The upset was not so much about Like Crazy itself but the expectations attached to Martha Marcy May Marlene (pictured), writer/director T. Sean Durkin's unsettling, elliptical story of a young woman emerging from a Manson-like cult. Despite having a title that was nearly impossible to remember, MMMM was the talk of the festival from day one, and each screening seemed to compound its chances. I couldn't wait in a press or ticket line (and I waited in many, many of them) without hearing chatter about the film and its title character, played by Elizabeth Olsen—the unlikely younger sister of the Olsen twins. Shot by rising star Jody Lee Lipes (the cinematographer behind last year's indie success story, Tiny Furniture), the film relies heavily on atmosphere and the negative space Durkin builds into his story.

A willful lack of backstory leaves Martha's reasons for running off into New York's Catskills unknown (a major complaint from other critics, it didn't bother me too much). Durkin moves back and forth between the young woman's time on a twisted commune run by the reliably creepy John Hawkes and the asylum she seeks at the swishy Connecticut home shared by her wary sister Lucy (Sarah Paulson) and Lucy's even warier husband (Hugh Dancy).

As far as they know Martha disappeared for two years to start a new life with a boyfriend, which in a way she did. This boyfriend, however, deflowers every young woman who stumbles onto his commune in a horrible, vaguely Mormon ritual, and works to brainwash them into total submission. Lucy is increasingly baffled by Martha's queer, traumatised behaviour, and Martha slips into what is either a state of paranoia or real danger. Durkin, who appeared after the screening I attended, said that most important outcome of developing the film at the Sundance Institute was the boost in confidence it gave him to tell the story his way. That confidence certainly comes through in the film's structure and the shaping of Olsen's magnetic performance, though to me the extent of the ellipses felt more like a cheat than an effective choice. Durkin didn't leave Sundance empty-handed: Along with a distribution deal he was awarded with a directing prize.

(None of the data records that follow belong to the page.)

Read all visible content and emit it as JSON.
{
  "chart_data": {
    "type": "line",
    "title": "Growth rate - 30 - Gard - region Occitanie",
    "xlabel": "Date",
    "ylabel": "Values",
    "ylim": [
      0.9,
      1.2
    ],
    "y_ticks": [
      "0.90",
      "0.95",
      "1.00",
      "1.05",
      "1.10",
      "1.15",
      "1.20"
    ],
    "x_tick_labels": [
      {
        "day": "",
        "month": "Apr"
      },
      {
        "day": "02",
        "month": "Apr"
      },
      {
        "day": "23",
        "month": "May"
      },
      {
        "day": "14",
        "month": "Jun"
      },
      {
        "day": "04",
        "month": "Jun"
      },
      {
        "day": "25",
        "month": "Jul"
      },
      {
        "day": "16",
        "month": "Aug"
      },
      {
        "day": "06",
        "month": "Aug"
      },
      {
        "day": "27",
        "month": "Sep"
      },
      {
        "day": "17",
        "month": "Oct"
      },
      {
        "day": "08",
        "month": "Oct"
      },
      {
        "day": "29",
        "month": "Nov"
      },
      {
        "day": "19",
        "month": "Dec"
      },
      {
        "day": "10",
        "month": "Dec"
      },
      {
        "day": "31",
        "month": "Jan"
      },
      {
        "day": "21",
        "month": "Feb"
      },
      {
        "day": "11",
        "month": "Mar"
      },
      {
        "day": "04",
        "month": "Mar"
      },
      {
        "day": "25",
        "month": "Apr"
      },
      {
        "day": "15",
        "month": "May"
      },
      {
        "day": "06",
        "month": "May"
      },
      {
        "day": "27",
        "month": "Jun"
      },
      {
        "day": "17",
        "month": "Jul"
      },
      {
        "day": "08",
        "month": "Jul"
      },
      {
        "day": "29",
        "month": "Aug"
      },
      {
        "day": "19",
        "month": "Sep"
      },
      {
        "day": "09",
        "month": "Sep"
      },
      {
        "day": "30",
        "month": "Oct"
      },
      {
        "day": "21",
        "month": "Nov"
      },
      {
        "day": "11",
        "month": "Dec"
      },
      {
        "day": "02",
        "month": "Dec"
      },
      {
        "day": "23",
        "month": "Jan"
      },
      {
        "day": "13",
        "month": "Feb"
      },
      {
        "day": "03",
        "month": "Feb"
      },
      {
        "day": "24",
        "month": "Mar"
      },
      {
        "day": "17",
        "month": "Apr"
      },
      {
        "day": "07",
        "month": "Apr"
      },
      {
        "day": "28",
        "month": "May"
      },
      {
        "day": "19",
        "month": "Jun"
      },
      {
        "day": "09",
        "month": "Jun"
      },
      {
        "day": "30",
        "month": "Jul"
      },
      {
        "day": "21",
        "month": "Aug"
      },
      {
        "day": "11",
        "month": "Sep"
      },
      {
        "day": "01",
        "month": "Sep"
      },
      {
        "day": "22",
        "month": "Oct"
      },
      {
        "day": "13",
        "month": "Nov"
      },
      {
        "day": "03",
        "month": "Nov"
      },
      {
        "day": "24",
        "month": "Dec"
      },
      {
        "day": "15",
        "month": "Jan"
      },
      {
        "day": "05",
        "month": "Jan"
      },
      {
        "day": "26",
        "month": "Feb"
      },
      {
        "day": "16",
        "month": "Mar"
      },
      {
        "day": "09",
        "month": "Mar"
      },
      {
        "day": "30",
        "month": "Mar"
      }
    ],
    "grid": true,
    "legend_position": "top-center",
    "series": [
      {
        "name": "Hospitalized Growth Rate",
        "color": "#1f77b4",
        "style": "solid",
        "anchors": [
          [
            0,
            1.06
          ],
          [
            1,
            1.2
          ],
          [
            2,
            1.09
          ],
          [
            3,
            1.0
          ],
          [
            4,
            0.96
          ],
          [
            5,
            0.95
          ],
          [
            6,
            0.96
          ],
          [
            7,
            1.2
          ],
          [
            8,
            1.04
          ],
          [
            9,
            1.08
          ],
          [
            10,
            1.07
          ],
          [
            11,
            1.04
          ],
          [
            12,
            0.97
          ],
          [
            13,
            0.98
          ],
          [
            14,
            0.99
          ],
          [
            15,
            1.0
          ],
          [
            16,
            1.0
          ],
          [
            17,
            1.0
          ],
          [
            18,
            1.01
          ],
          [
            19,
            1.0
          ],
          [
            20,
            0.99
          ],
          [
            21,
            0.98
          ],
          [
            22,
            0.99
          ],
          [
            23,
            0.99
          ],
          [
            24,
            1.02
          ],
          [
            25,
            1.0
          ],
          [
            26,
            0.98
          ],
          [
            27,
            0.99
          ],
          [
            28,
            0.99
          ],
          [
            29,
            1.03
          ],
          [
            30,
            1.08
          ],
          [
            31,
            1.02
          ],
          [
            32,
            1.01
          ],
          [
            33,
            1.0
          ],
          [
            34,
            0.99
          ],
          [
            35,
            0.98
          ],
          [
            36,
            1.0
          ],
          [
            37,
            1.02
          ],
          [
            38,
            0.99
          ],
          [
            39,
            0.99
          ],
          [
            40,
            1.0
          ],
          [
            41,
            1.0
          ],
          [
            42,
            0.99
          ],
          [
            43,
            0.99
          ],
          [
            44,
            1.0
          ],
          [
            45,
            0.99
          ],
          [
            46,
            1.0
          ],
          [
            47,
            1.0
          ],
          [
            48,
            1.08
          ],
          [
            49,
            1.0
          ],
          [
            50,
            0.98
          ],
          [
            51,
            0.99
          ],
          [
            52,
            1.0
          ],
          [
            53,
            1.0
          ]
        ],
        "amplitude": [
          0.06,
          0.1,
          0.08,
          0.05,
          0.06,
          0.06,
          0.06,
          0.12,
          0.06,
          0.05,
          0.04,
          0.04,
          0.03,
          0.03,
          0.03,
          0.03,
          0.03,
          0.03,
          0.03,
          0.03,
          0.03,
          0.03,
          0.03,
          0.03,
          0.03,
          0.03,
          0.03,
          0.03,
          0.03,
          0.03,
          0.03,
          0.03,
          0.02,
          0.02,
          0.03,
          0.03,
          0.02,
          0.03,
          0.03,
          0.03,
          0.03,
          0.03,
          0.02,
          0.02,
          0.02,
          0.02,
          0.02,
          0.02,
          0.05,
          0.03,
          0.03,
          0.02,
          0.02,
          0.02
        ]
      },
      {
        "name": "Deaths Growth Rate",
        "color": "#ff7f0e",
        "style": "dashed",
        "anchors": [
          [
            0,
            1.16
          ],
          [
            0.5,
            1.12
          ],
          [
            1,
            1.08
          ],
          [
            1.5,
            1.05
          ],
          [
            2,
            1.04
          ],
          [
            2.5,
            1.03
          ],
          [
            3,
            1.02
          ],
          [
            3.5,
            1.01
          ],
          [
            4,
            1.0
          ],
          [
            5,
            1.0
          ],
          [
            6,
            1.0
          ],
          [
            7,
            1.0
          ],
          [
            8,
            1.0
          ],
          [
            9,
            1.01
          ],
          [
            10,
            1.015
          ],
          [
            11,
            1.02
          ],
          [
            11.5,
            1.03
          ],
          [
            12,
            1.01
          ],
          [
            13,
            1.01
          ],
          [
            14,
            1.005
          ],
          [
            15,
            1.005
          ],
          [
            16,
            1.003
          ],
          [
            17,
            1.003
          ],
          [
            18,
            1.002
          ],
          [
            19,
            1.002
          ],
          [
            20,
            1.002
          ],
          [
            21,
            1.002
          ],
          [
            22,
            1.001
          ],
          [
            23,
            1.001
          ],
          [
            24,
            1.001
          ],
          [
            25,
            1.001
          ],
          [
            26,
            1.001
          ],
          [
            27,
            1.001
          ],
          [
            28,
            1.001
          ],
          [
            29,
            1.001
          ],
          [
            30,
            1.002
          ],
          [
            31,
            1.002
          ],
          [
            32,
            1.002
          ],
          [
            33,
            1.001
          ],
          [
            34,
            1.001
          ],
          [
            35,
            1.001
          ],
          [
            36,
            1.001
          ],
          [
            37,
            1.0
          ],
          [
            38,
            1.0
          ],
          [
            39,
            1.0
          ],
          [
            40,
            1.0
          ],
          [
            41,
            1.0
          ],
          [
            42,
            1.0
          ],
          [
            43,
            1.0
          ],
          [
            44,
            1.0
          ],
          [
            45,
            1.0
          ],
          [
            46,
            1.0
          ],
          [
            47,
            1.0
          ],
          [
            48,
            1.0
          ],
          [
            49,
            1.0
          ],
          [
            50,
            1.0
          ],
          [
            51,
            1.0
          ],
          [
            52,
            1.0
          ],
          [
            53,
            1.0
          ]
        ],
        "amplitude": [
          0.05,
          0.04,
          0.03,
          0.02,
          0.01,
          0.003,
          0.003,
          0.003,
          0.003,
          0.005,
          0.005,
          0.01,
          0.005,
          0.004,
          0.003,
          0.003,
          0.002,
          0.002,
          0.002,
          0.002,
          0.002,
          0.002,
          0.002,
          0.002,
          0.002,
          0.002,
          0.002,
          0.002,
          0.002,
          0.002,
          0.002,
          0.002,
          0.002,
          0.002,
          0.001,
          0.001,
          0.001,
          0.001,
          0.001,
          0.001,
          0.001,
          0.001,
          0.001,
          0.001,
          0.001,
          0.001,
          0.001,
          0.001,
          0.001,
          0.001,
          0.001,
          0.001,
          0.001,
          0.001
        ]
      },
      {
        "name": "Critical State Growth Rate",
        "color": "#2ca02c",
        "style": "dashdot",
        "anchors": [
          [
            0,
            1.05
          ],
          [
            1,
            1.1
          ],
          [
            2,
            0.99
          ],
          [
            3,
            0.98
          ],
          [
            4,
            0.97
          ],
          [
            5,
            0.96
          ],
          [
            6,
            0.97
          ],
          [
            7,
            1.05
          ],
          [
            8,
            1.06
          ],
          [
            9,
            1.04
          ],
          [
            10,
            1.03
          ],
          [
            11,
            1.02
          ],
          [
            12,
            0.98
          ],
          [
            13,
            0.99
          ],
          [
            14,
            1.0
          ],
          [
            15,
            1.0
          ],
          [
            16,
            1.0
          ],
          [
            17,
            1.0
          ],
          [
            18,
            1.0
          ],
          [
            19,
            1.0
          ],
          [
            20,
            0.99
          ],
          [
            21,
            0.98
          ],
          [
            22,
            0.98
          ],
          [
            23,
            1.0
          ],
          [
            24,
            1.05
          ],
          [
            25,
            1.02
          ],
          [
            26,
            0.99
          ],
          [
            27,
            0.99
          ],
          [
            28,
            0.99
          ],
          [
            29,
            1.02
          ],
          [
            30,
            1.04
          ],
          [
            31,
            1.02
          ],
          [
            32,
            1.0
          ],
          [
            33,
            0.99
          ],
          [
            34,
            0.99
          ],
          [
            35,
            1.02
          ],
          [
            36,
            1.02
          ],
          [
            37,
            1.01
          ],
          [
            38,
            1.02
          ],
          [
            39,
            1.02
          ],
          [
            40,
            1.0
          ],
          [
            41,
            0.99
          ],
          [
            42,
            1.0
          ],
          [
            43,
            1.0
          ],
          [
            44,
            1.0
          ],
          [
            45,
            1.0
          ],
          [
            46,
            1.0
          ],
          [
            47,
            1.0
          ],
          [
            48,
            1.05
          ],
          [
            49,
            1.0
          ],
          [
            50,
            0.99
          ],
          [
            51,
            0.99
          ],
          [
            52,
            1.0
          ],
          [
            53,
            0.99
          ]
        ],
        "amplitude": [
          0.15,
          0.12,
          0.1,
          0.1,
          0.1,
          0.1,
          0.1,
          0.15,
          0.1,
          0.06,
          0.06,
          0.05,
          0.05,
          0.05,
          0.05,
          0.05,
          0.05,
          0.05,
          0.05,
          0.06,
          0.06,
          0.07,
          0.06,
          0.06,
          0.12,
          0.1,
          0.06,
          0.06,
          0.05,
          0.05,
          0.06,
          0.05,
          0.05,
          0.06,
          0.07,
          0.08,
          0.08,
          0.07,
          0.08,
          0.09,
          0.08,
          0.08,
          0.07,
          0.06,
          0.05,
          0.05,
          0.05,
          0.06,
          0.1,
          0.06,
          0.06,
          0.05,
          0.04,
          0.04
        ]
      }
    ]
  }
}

The competing films, of course, are the focus, but I have to admit one of the most impressive things I saw at Sundance didn't involve a screening room. A fair number of the people I knew at the festival were not there as journalists, industry players or even avid filmgoers—no matter what they said—but as fledglings of various stripes. I was skeptical about what kind of advantage an aspiring artist might gain in a festival setting; then I watched my roommate put a movie together in a matter of days. A writer who completed his first original screenplay a month ago, he came to Sundance to make things happen.

His ace in the hole was the movie star who had recently bought the rights to one of his books. The movie star was also attending, and he and his manager were considering my friend's request that he play a smaller role in his recently completed script, which he had decided to direct as well. Phone calls and emails flew around our little HQ, and meetings were hooked up—via a well-connected friend—with potential producers. Meetings and phone calls seemed to be the point—part of an elaborate mating ritual foreign and a little baffling to writers.

The insanely well-attended afterparty for the movie star's premiere was my friend's green light Rubicon: If he could get the star to commit, he knew the rest would fall into place. He and I were caught up in the tight, slow-swirling orbit that formed around the movie star the moment he walked in. I broke off but he kept moving toward the room's irresistible gravitational center. When they finally did collide, the usual shouty, swaying party conversation ensued. At some point my friend went for it, asking for a commitment even as a prominent documentary filmmaker, every proper movie star's sidekick, trapped them in her lights and began rolling.

Everyone's attached to something in Hollywood, but I think I witnessed the moment my friend got attached to Hollywood itself. A shouted YES from a movie star in a wig amid a terrifying crush of people and suddenly things were serious: the producers wanted to meet again and talk contracts; the lawyers wanted to hold out for bigger numbers; the ingénue wanted to meet for sushi and tell him about her eating disorder. It happened at Sundance. See you next year!